Shimon Peres (1923-2016) was an Israeli politician who served as the de facto head of the Israeli nuclear program during its early years.
Peres was born in Vishneva, at the time part of Poland. In 1934, his family moved to Tel Aviv in then-Palestine. As a young man, Peres helped organize the Haganah paramilitary group, which later became the Israel Defense Forces. After Israel’s declaration of independence in 1948, Peres briefly served as head of the Israeli Navy. Prime Minister David Ben-Gurion later named him deputy directory-general of the Ministry of Defense.
Beginning in 1955, Peres was the unofficial head of the Israeli nuclear program. “I resolved to keep my role entirely out of the public lime-light,” he explained. “That did not, however, prevent me from effectively running the entire program on behalf of Ben-Gurion, nor did it impair in any way my authority. Ben-Gurion trusted me. Professor [Ernst David] Bergmann worked with me with no reservations.” Peres was instrumental in getting key French support for the Israeli nuclear program during the 1950s, including a nuclear reactor and assistance constructing the Dimona nuclear complex. As Peres remembered, “Originality was necessary but it was not an end in itself. This outlook brought me into headlong collision with Bergmann. He believed that Israel had the potential and the ability to build its own nuclear reactors; I maintained that, if it were at all possible, we would be better to buy one abroad.”

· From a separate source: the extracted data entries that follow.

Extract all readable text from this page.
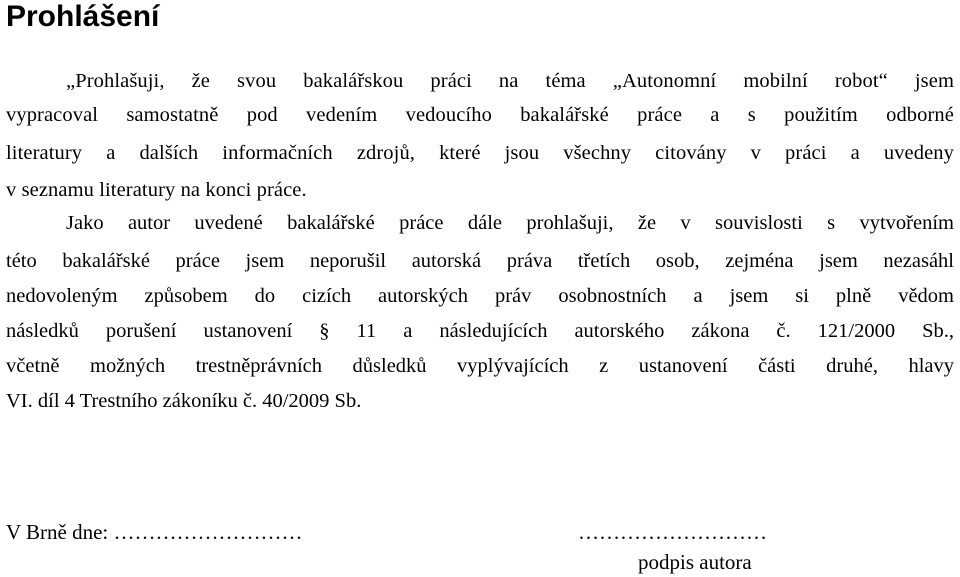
Prohlášení
„Prohlašuji, že svou bakalářskou práci na téma „Autonomní mobilní robot“ jsem
vypracoval samostatně pod vedením vedoucího bakalářské práce a s použitím odborné
literatury a dalších informačních zdrojů, které jsou všechny citovány v práci a uvedeny
v seznamu literatury na konci práce.
Jako autor uvedené bakalářské práce dále prohlašuji, že v souvislosti s vytvořením
této bakalářské práce jsem neporušil autorská práva třetích osob, zejména jsem nezasáhl
nedovoleným způsobem do cizích autorských práv osobnostních a jsem si plně vědom
následků porušení ustanovení § 11 a následujících autorského zákona č. 121/2000 Sb.,
včetně možných trestněprávních důsledků vyplývajících z ustanovení části druhé, hlavy
VI. díl 4 Trestního zákoníku č. 40/2009 Sb.
V Brně dne: ………………………	………………………
podpis autora
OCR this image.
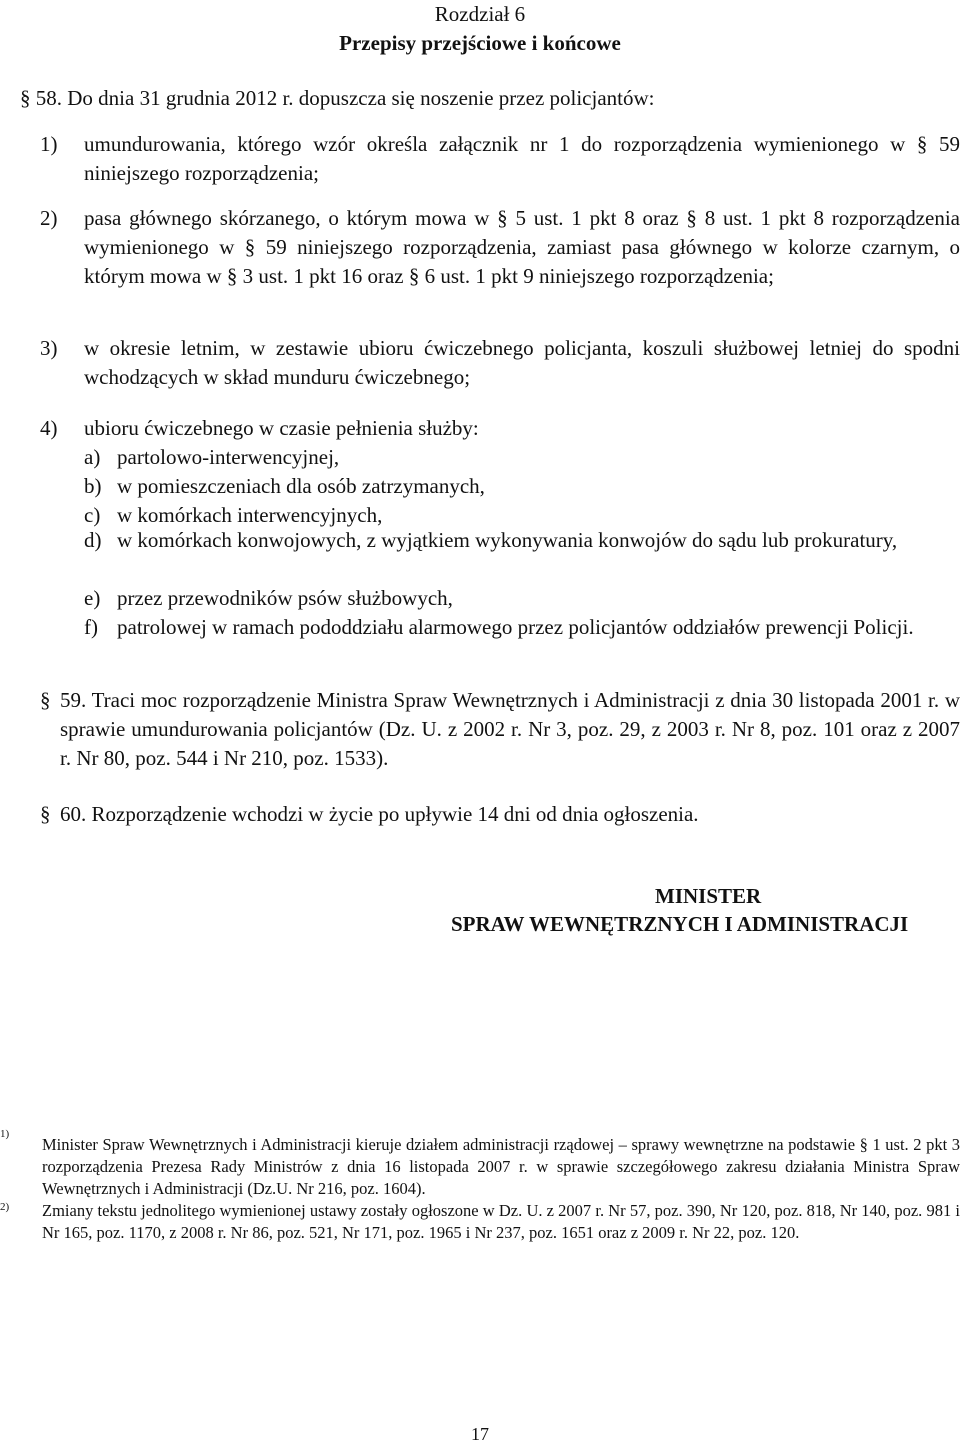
Rozdział 6
Przepisy przejściowe i końcowe
§ 58. Do dnia 31 grudnia 2012 r. dopuszcza się noszenie przez policjantów:
1) umundurowania, którego wzór określa załącznik nr 1 do rozporządzenia wymienionego w § 59 niniejszego rozporządzenia;
2) pasa głównego skórzanego, o którym mowa w § 5 ust. 1 pkt 8 oraz § 8 ust. 1 pkt 8 rozporządzenia wymienionego w § 59 niniejszego rozporządzenia, zamiast pasa głównego w kolorze czarnym, o którym mowa w § 3 ust. 1 pkt 16 oraz § 6 ust. 1 pkt 9 niniejszego rozporządzenia;
3) w okresie letnim, w zestawie ubioru ćwiczebnego policjanta, koszuli służbowej letniej do spodni wchodzących w skład munduru ćwiczebnego;
4) ubioru ćwiczebnego w czasie pełnienia służby:
a) partolowo-interwencyjnej,
b) w pomieszczeniach dla osób zatrzymanych,
c) w komórkach interwencyjnych,
d) w komórkach konwojowych, z wyjątkiem wykonywania konwojów do sądu lub prokuratury,
e) przez przewodników psów służbowych,
f) patrolowej w ramach pododdziału alarmowego przez policjantów oddziałów prewencji Policji.
§ 59. Traci moc rozporządzenie Ministra Spraw Wewnętrznych i Administracji z dnia 30 listopada 2001 r. w sprawie umundurowania policjantów (Dz. U. z 2002 r. Nr 3, poz. 29, z 2003 r. Nr 8, poz. 101 oraz z 2007 r. Nr 80, poz. 544 i Nr 210, poz. 1533).
§ 60. Rozporządzenie wchodzi w życie po upływie 14 dni od dnia ogłoszenia.
MINISTER
SPRAW WEWNĘTRZNYCH I ADMINISTRACJI
1)
Minister Spraw Wewnętrznych i Administracji kieruje działem administracji rządowej – sprawy wewnętrzne na podstawie § 1 ust. 2 pkt 3 rozporządzenia Prezesa Rady Ministrów z dnia 16 listopada 2007 r. w sprawie szczegółowego zakresu działania Ministra Spraw Wewnętrznych i Administracji (Dz.U. Nr 216, poz. 1604).
2) Zmiany tekstu jednolitego wymienionej ustawy zostały ogłoszone w Dz. U. z 2007 r. Nr 57, poz. 390, Nr 120, poz. 818, Nr 140, poz. 981 i Nr 165, poz. 1170, z 2008 r. Nr 86, poz. 521, Nr 171, poz. 1965 i Nr 237, poz. 1651 oraz z 2009 r. Nr 22, poz. 120.
17
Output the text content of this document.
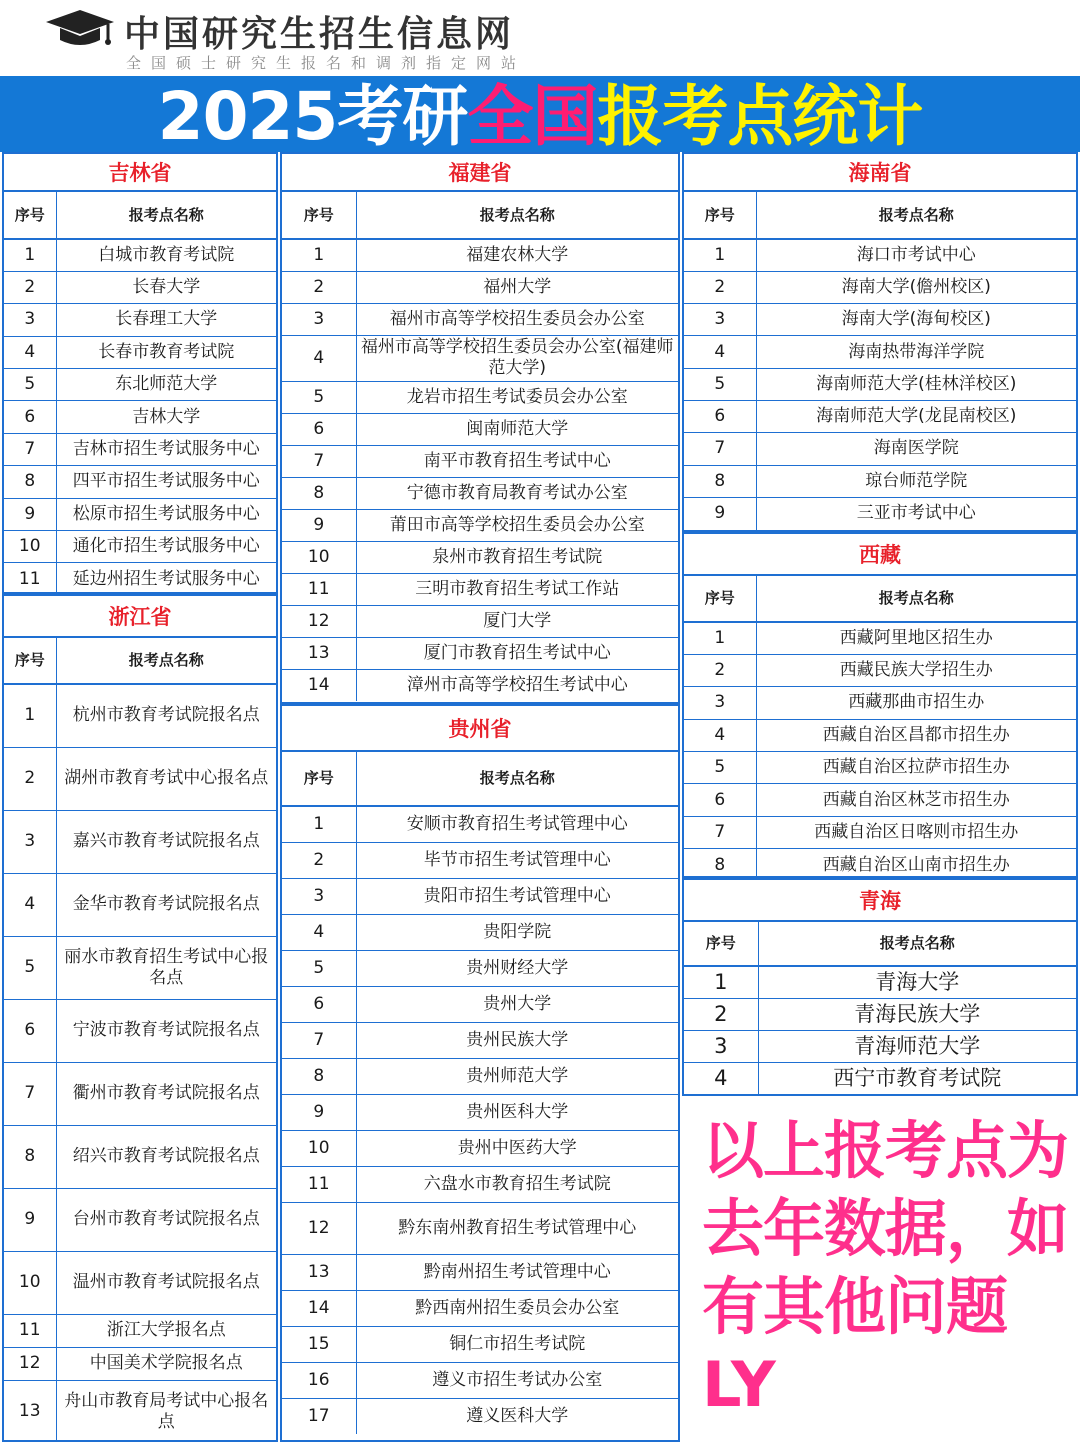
中国研究生招生信息网
全国硕士研究生报名和调剂指定网站
2025考研全国报考点统计
吉林省
序号	报考点名称
1	白城市教育考试院
2	长春大学
3	长春理工大学
4	长春市教育考试院
5	东北师范大学
6	吉林大学
7	吉林市招生考试服务中心
8	四平市招生考试服务中心
9	松原市招生考试服务中心
10	通化市招生考试服务中心
11	延边州招生考试服务中心
浙江省
序号	报考点名称
1	杭州市教育考试院报名点
2	湖州市教育考试中心报名点
3	嘉兴市教育考试院报名点
4	金华市教育考试院报名点
5	丽水市教育招生考试中心报名点
6	宁波市教育考试院报名点
7	衢州市教育考试院报名点
8	绍兴市教育考试院报名点
9	台州市教育考试院报名点
10	温州市教育考试院报名点
11	浙江大学报名点
12	中国美术学院报名点
13	舟山市教育局考试中心报名点
福建省
序号	报考点名称
1	福建农林大学
2	福州大学
3	福州市高等学校招生委员会办公室
4	福州市高等学校招生委员会办公室(福建师范大学)
5	龙岩市招生考试委员会办公室
6	闽南师范大学
7	南平市教育招生考试中心
8	宁德市教育局教育考试办公室
9	莆田市高等学校招生委员会办公室
10	泉州市教育招生考试院
11	三明市教育招生考试工作站
12	厦门大学
13	厦门市教育招生考试中心
14	漳州市高等学校招生考试中心
贵州省
序号	报考点名称
1	安顺市教育招生考试管理中心
2	毕节市招生考试管理中心
3	贵阳市招生考试管理中心
4	贵阳学院
5	贵州财经大学
6	贵州大学
7	贵州民族大学
8	贵州师范大学
9	贵州医科大学
10	贵州中医药大学
11	六盘水市教育招生考试院
12	黔东南州教育招生考试管理中心
13	黔南州招生考试管理中心
14	黔西南州招生委员会办公室
15	铜仁市招生考试院
16	遵义市招生考试办公室
17	遵义医科大学
海南省
序号	报考点名称
1	海口市考试中心
2	海南大学(儋州校区)
3	海南大学(海甸校区)
4	海南热带海洋学院
5	海南师范大学(桂林洋校区)
6	海南师范大学(龙昆南校区)
7	海南医学院
8	琼台师范学院
9	三亚市考试中心
西藏
序号	报考点名称
1	西藏阿里地区招生办
2	西藏民族大学招生办
3	西藏那曲市招生办
4	西藏自治区昌都市招生办
5	西藏自治区拉萨市招生办
6	西藏自治区林芝市招生办
7	西藏自治区日喀则市招生办
8	西藏自治区山南市招生办
青海
序号	报考点名称
1	青海大学
2	青海民族大学
3	青海师范大学
4	西宁市教育考试院
以上报考点为去年数据，如有其他问题LY
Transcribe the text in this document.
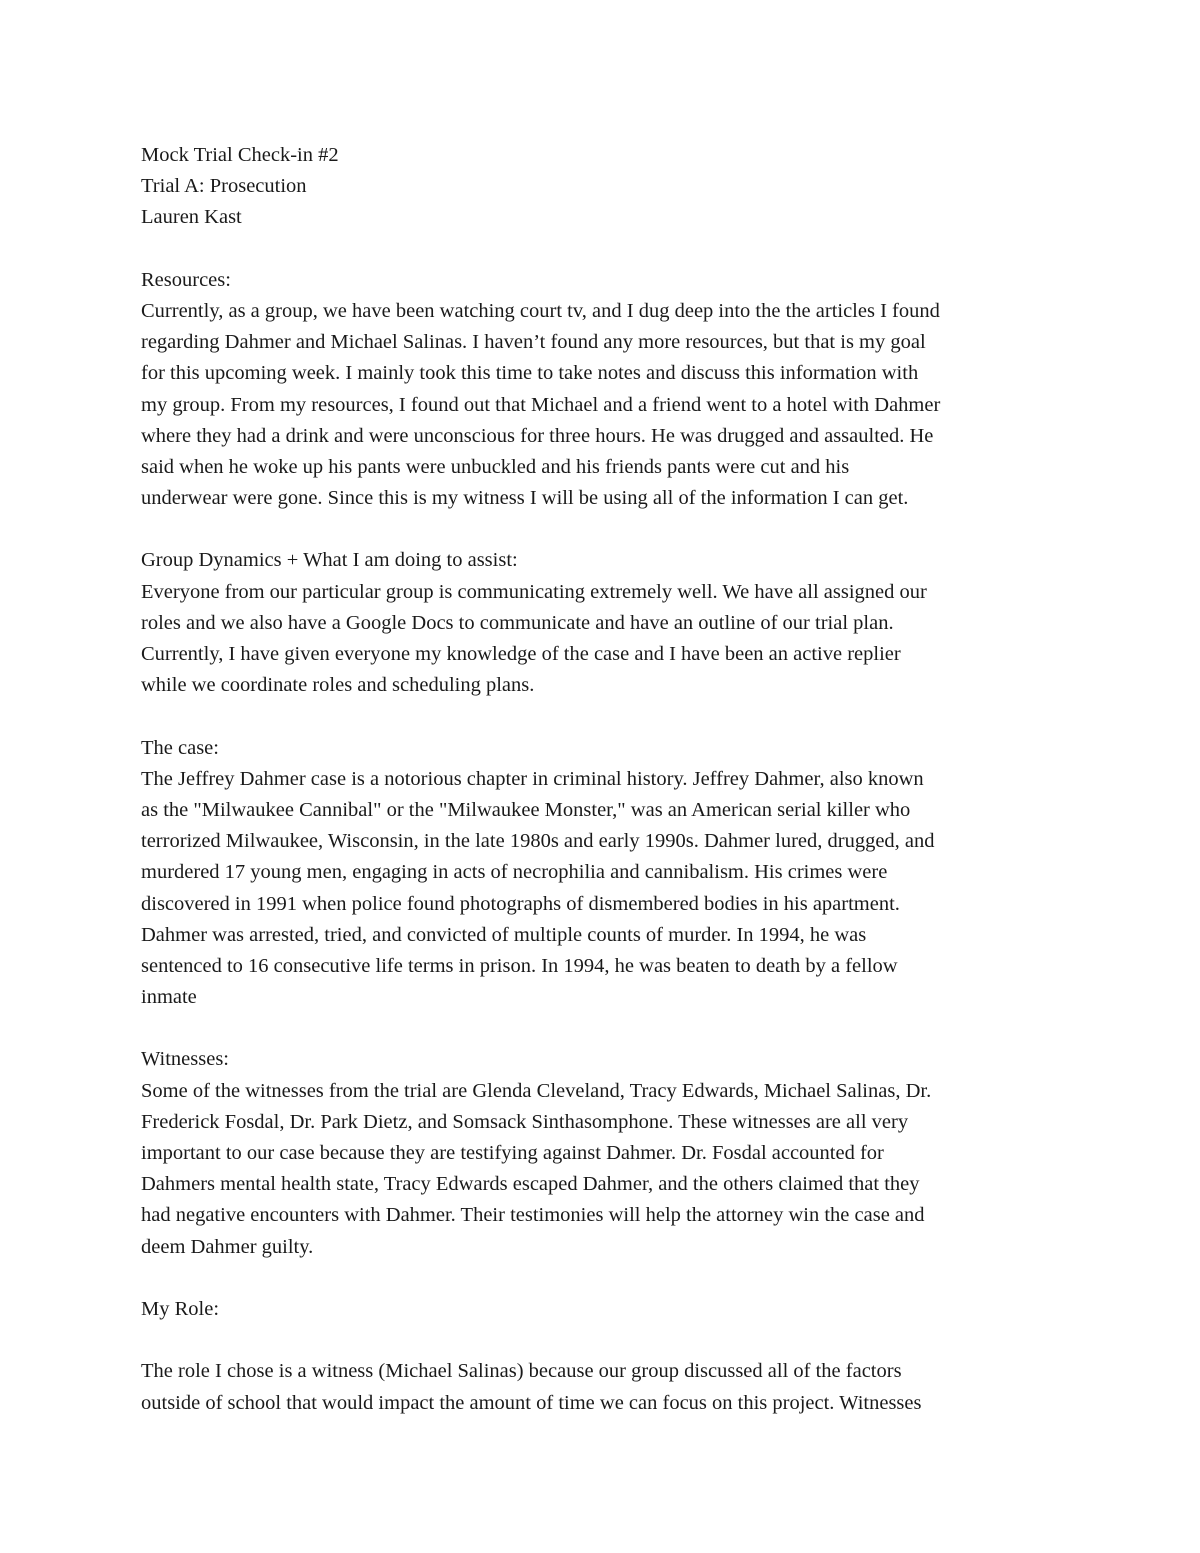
Mock Trial Check-in #2
Trial A: Prosecution
Lauren Kast
Resources:
Currently, as a group, we have been watching court tv, and I dug deep into the the articles I found
regarding Dahmer and Michael Salinas. I haven’t found any more resources, but that is my goal
for this upcoming week. I mainly took this time to take notes and discuss this information with
my group. From my resources, I found out that Michael and a friend went to a hotel with Dahmer
where they had a drink and were unconscious for three hours. He was drugged and assaulted. He
said when he woke up his pants were unbuckled and his friends pants were cut and his
underwear were gone. Since this is my witness I will be using all of the information I can get.
Group Dynamics + What I am doing to assist:
Everyone from our particular group is communicating extremely well. We have all assigned our
roles and we also have a Google Docs to communicate and have an outline of our trial plan.
Currently, I have given everyone my knowledge of the case and I have been an active replier
while we coordinate roles and scheduling plans.
The case:
The Jeffrey Dahmer case is a notorious chapter in criminal history. Jeffrey Dahmer, also known
as the "Milwaukee Cannibal" or the "Milwaukee Monster," was an American serial killer who
terrorized Milwaukee, Wisconsin, in the late 1980s and early 1990s. Dahmer lured, drugged, and
murdered 17 young men, engaging in acts of necrophilia and cannibalism. His crimes were
discovered in 1991 when police found photographs of dismembered bodies in his apartment.
Dahmer was arrested, tried, and convicted of multiple counts of murder. In 1994, he was
sentenced to 16 consecutive life terms in prison. In 1994, he was beaten to death by a fellow
inmate
Witnesses:
Some of the witnesses from the trial are Glenda Cleveland, Tracy Edwards, Michael Salinas, Dr.
Frederick Fosdal, Dr. Park Dietz, and Somsack Sinthasomphone. These witnesses are all very
important to our case because they are testifying against Dahmer. Dr. Fosdal accounted for
Dahmers mental health state, Tracy Edwards escaped Dahmer, and the others claimed that they
had negative encounters with Dahmer. Their testimonies will help the attorney win the case and
deem Dahmer guilty.
My Role:
The role I chose is a witness (Michael Salinas) because our group discussed all of the factors
outside of school that would impact the amount of time we can focus on this project. Witnesses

After leaving the Ministry of Defense in 1965, Peres enjoyed a very successful political career. He was twice elected Prime Minister and also served as President and Minister of Foreign Affairs. In 1993, Peres won the Nobel Peace Prize for negotiating the Oslo Accords with the Palestine Liberation Organization.
Shimon Peres died on September 28, 2016 in Ramat Gan, Israel.